Advertising and the Media: Who Supports Whom?

“Are you tired of eating the same old sandwiches?” 
I’m not, but I am a bit disappointed that I can no longer listen to Pandora for more than 15 minutes without hearing an advertising pitch like this one for D’Angelos. 

I used to assign an article to my AP classes from the Atlantic magazine titled “Is Google MakingUs Stupid?”  Starting last year, I decided not to because each year the question seemed less and less relevant.  Google is no longer changing our lives.  Google, and all that it encompasses, is our lives.  At the end of this article, its author, Nicholas Carr, insinuates that Google intentionally steers its searchers through a maze of websites, links, and hyperlinks as a method of exposing them to advertisements: “The faster we surf across the Web—the more links we click and pages we view—the more opportunities Google and other companies gain to collect information about us and to feed us advertisements.”  A cynic might conclude, then, that Google is just a forum for linking web-searchers involuntarily with advertisers.  Carr never substantiates this claim.  He simply mentions the idea in passing. 

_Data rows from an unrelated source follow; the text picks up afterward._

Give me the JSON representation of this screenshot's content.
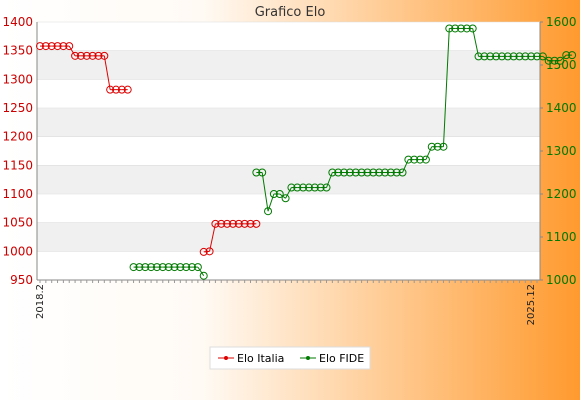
{
  "colors": {
    "background_start": "#ffffff",
    "background_end": "#ff9a2e",
    "italia": "#dd0000",
    "fide": "#007a00",
    "band": "#f0f0f0",
    "plot_bg": "#ffffff"
  },
  "chart_data": {
    "type": "line",
    "title": "Grafico Elo",
    "xlabel": "",
    "y_left": {
      "label": "",
      "lim": [
        950,
        1400
      ],
      "ticks": [
        950,
        1000,
        1050,
        1100,
        1150,
        1200,
        1250,
        1300,
        1350,
        1400
      ]
    },
    "y_right": {
      "label": "",
      "lim": [
        1000,
        1600
      ],
      "ticks": [
        1000,
        1100,
        1200,
        1300,
        1400,
        1500,
        1600
      ]
    },
    "grid": "horizontal-bands",
    "legend_position": "bottom-center",
    "x_tick_count": 86,
    "x_ticks_visible": [
      {
        "index": 0,
        "label": "2018.2"
      },
      {
        "index": 84,
        "label": "2025.12"
      }
    ],
    "series": [
      {
        "name": "Elo Italia",
        "axis": "left",
        "color": "#dd0000",
        "points": [
          [
            0,
            1358
          ],
          [
            1,
            1358
          ],
          [
            2,
            1358
          ],
          [
            3,
            1358
          ],
          [
            4,
            1358
          ],
          [
            5,
            1358
          ],
          [
            6,
            1341
          ],
          [
            7,
            1341
          ],
          [
            8,
            1341
          ],
          [
            9,
            1341
          ],
          [
            10,
            1341
          ],
          [
            11,
            1341
          ],
          [
            12,
            1282
          ],
          [
            13,
            1282
          ],
          [
            14,
            1282
          ],
          [
            15,
            1282
          ],
          [
            28,
            999
          ],
          [
            29,
            1000
          ],
          [
            30,
            1048
          ],
          [
            31,
            1048
          ],
          [
            32,
            1048
          ],
          [
            33,
            1048
          ],
          [
            34,
            1048
          ],
          [
            35,
            1048
          ],
          [
            36,
            1048
          ],
          [
            37,
            1048
          ]
        ]
      },
      {
        "name": "Elo FIDE",
        "axis": "right",
        "color": "#007a00",
        "points": [
          [
            16,
            1030
          ],
          [
            17,
            1030
          ],
          [
            18,
            1030
          ],
          [
            19,
            1030
          ],
          [
            20,
            1030
          ],
          [
            21,
            1030
          ],
          [
            22,
            1030
          ],
          [
            23,
            1030
          ],
          [
            24,
            1030
          ],
          [
            25,
            1030
          ],
          [
            26,
            1030
          ],
          [
            27,
            1030
          ],
          [
            28,
            1010
          ],
          [
            37,
            1250
          ],
          [
            38,
            1250
          ],
          [
            39,
            1160
          ],
          [
            40,
            1200
          ],
          [
            41,
            1200
          ],
          [
            42,
            1190
          ],
          [
            43,
            1215
          ],
          [
            44,
            1215
          ],
          [
            45,
            1215
          ],
          [
            46,
            1215
          ],
          [
            47,
            1215
          ],
          [
            48,
            1215
          ],
          [
            49,
            1215
          ],
          [
            50,
            1250
          ],
          [
            51,
            1250
          ],
          [
            52,
            1250
          ],
          [
            53,
            1250
          ],
          [
            54,
            1250
          ],
          [
            55,
            1250
          ],
          [
            56,
            1250
          ],
          [
            57,
            1250
          ],
          [
            58,
            1250
          ],
          [
            59,
            1250
          ],
          [
            60,
            1250
          ],
          [
            61,
            1250
          ],
          [
            62,
            1250
          ],
          [
            63,
            1280
          ],
          [
            64,
            1280
          ],
          [
            65,
            1280
          ],
          [
            66,
            1280
          ],
          [
            67,
            1310
          ],
          [
            68,
            1310
          ],
          [
            69,
            1310
          ],
          [
            70,
            1585
          ],
          [
            71,
            1585
          ],
          [
            72,
            1585
          ],
          [
            73,
            1585
          ],
          [
            74,
            1585
          ],
          [
            75,
            1520
          ],
          [
            76,
            1520
          ],
          [
            77,
            1520
          ],
          [
            78,
            1520
          ],
          [
            79,
            1520
          ],
          [
            80,
            1520
          ],
          [
            81,
            1520
          ],
          [
            82,
            1520
          ],
          [
            83,
            1520
          ],
          [
            84,
            1520
          ],
          [
            85,
            1520
          ],
          [
            86,
            1520
          ],
          [
            87,
            1510
          ],
          [
            88,
            1510
          ],
          [
            89,
            1510
          ],
          [
            90,
            1523
          ],
          [
            91,
            1523
          ]
        ]
      }
    ]
  }
}
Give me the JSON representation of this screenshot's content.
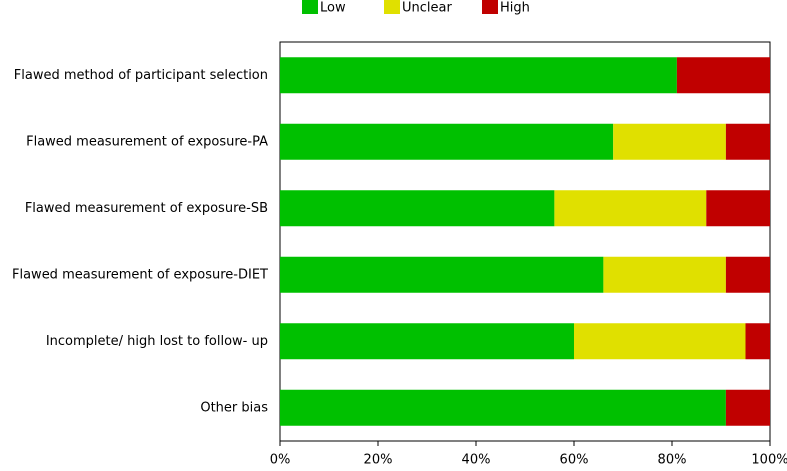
{
  "chart_data": {
    "type": "stacked-bar-horizontal",
    "categories": [
      "Flawed method of participant selection",
      "Flawed measurement of exposure-PA",
      "Flawed measurement of exposure-SB",
      "Flawed measurement of exposure-DIET",
      "Incomplete/ high lost to follow- up",
      "Other bias"
    ],
    "series": [
      {
        "name": "Low",
        "color": "#00c000",
        "values": [
          81,
          68,
          56,
          66,
          60,
          91
        ]
      },
      {
        "name": "Unclear",
        "color": "#e0e000",
        "values": [
          0,
          23,
          31,
          25,
          35,
          0
        ]
      },
      {
        "name": "High",
        "color": "#c00000",
        "values": [
          19,
          9,
          13,
          9,
          5,
          9
        ]
      }
    ],
    "xlim": [
      0,
      100
    ],
    "xticks": [
      {
        "value": 0,
        "label": "0%"
      },
      {
        "value": 20,
        "label": "20%"
      },
      {
        "value": 40,
        "label": "40%"
      },
      {
        "value": 60,
        "label": "60%"
      },
      {
        "value": 80,
        "label": "80%"
      },
      {
        "value": 100,
        "label": "100%"
      }
    ],
    "legend": "top"
  }
}
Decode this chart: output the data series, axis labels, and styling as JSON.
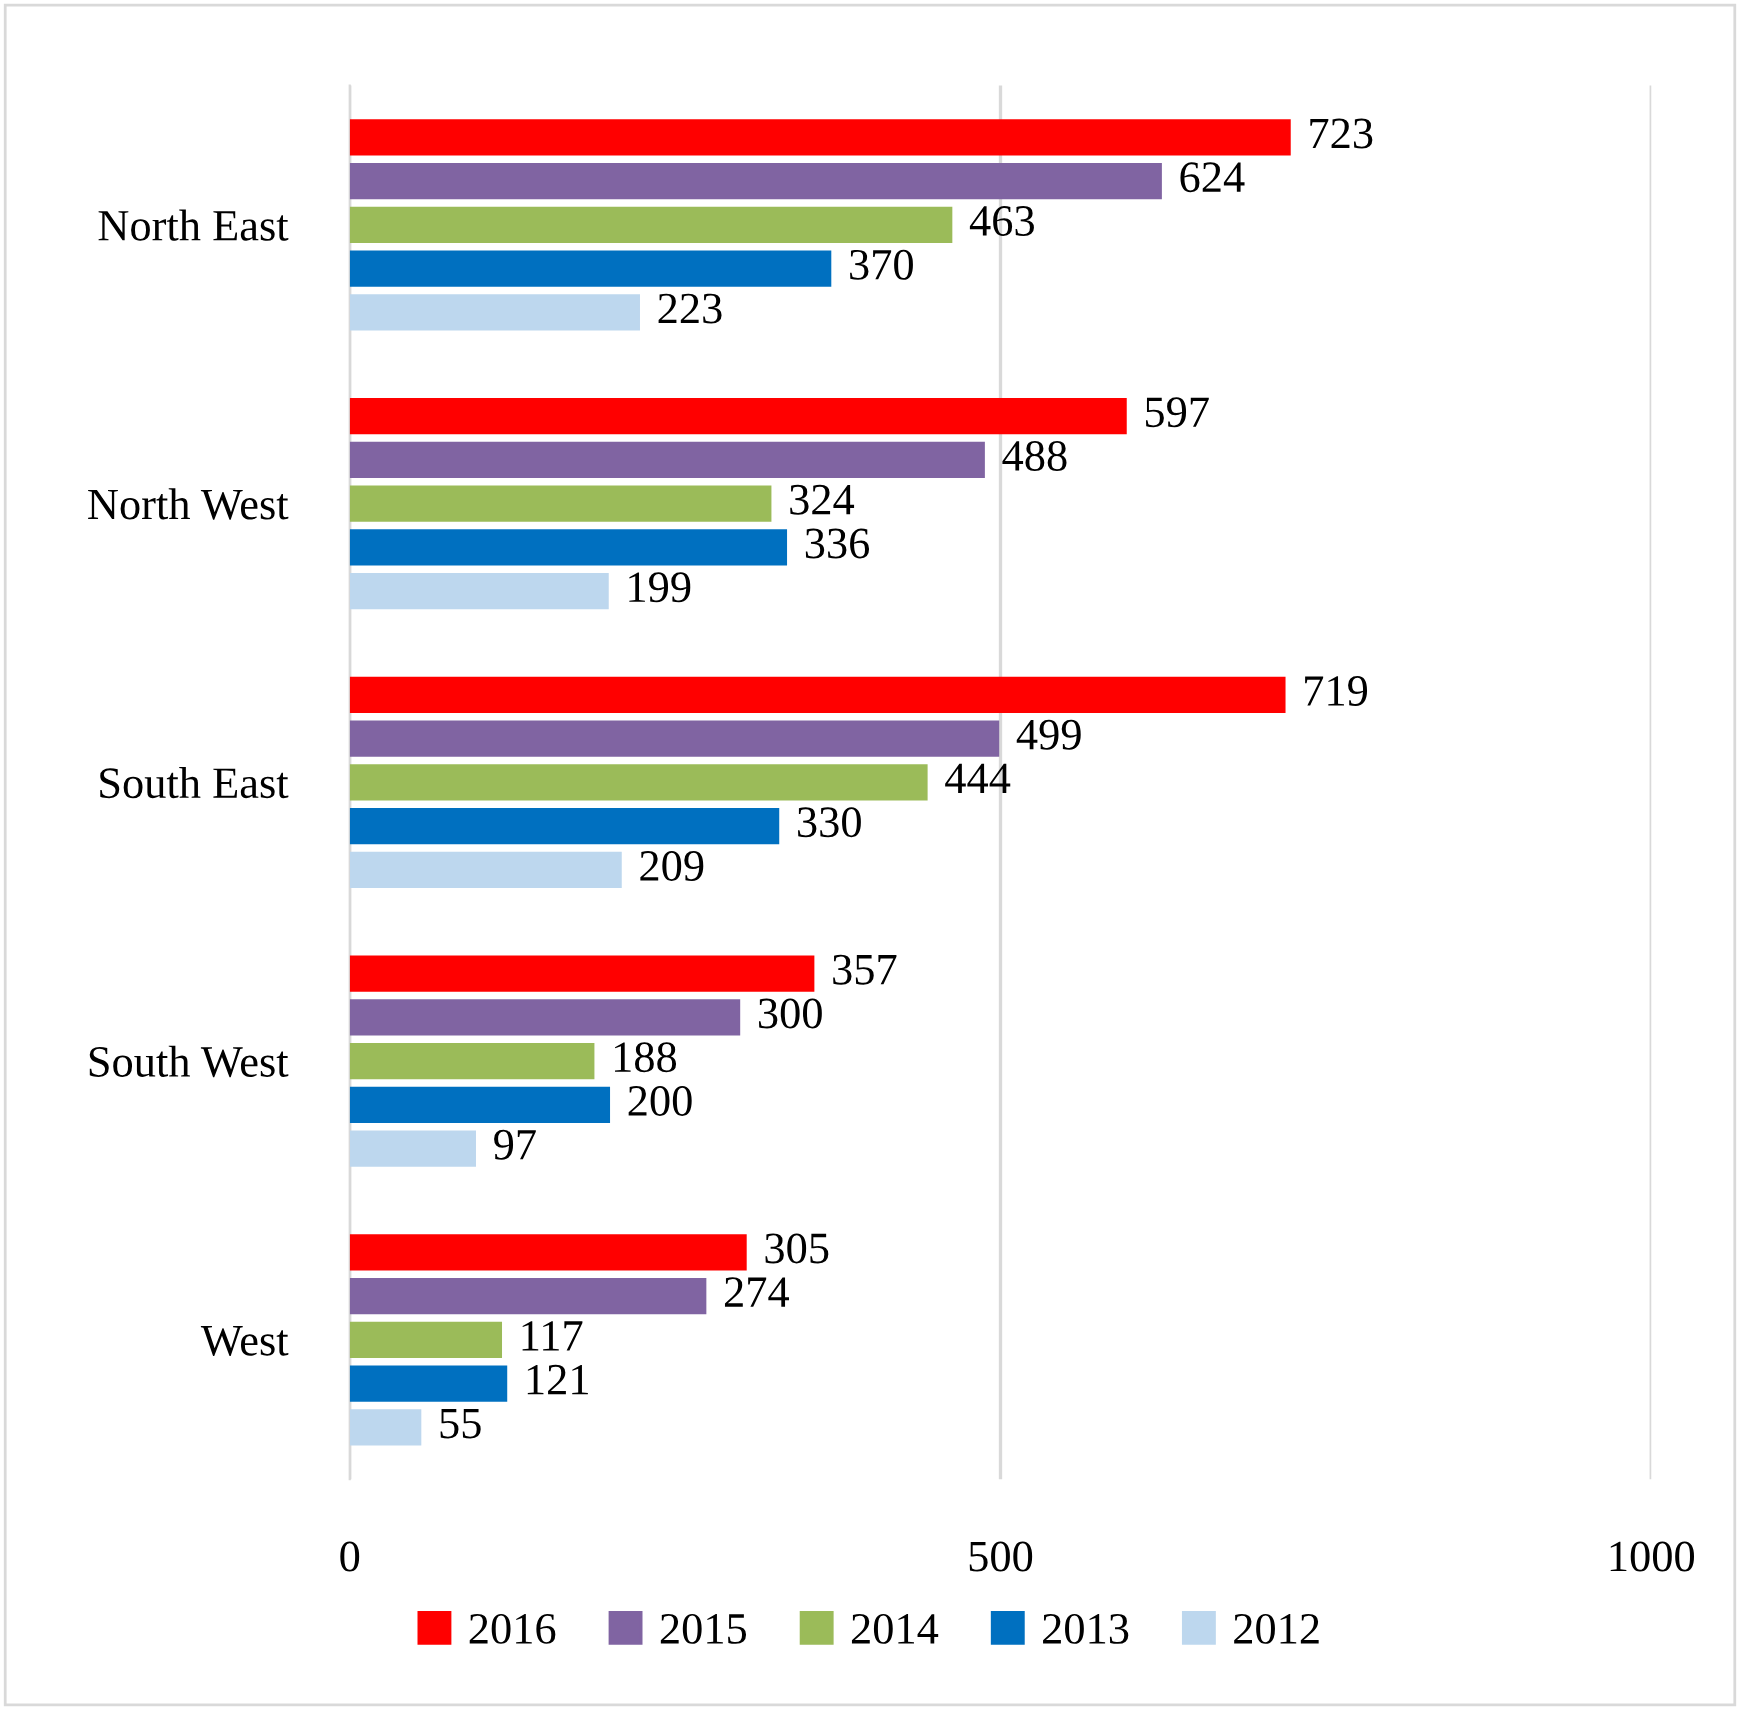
{
  "chart_data": {
    "type": "bar",
    "orientation": "horizontal",
    "categories": [
      "North East",
      "North West",
      "South East",
      "South West",
      "West"
    ],
    "series": [
      {
        "name": "2016",
        "color": "#ff0000",
        "values": [
          723,
          597,
          719,
          357,
          305
        ]
      },
      {
        "name": "2015",
        "color": "#8064a2",
        "values": [
          624,
          488,
          499,
          300,
          274
        ]
      },
      {
        "name": "2014",
        "color": "#9bbb59",
        "values": [
          463,
          324,
          444,
          188,
          117
        ]
      },
      {
        "name": "2013",
        "color": "#0070c0",
        "values": [
          370,
          336,
          330,
          200,
          121
        ]
      },
      {
        "name": "2012",
        "color": "#bdd7ee",
        "values": [
          223,
          199,
          209,
          97,
          55
        ]
      }
    ],
    "xlim": [
      0,
      1000
    ],
    "xticks": [
      0,
      500,
      1000
    ],
    "grid": "x",
    "legend": "bottom",
    "data_labels": true
  }
}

I would like to explore the idea a bit further - perhaps as a segue into our discussion of Brave New World.  Carr’s article forced me to question whether or not the traditional relationship between the media, of which entertainment is a form, and advertisement has evolved.  I had always thought that advertisements supported our media outlets, in return for time to advertise products.  This was the quid pro quo we all accepted as the price for entertainment and information.  Now, I have started to think that this relationship has reversed.  The proliferation of media sources, all supported by advertisers, currently has me thinking that the entertainment and media I watch is actually supporting the advertising.  In other words, I wonder if the impetus that drives our sources of media is actually the desire to attract advertisers rather than to inform or entertain us.  When E producers craft episodes of Keeping Up with the Kardashians are they concerned about entertaining us or maintaining advertisers? 
In 350-450 words, please answer this question.  To do this, I would like you to determine a single source of entertainment or information that you enjoy or rely on.  This source has to be in some way supported by advertising.  As evidence, or backing, for your answer, please quantify the amount of advertising that this source presents.  Give a number.  This number can be an amount of time or space, or a number of objects or items, and it need only be part of your argument.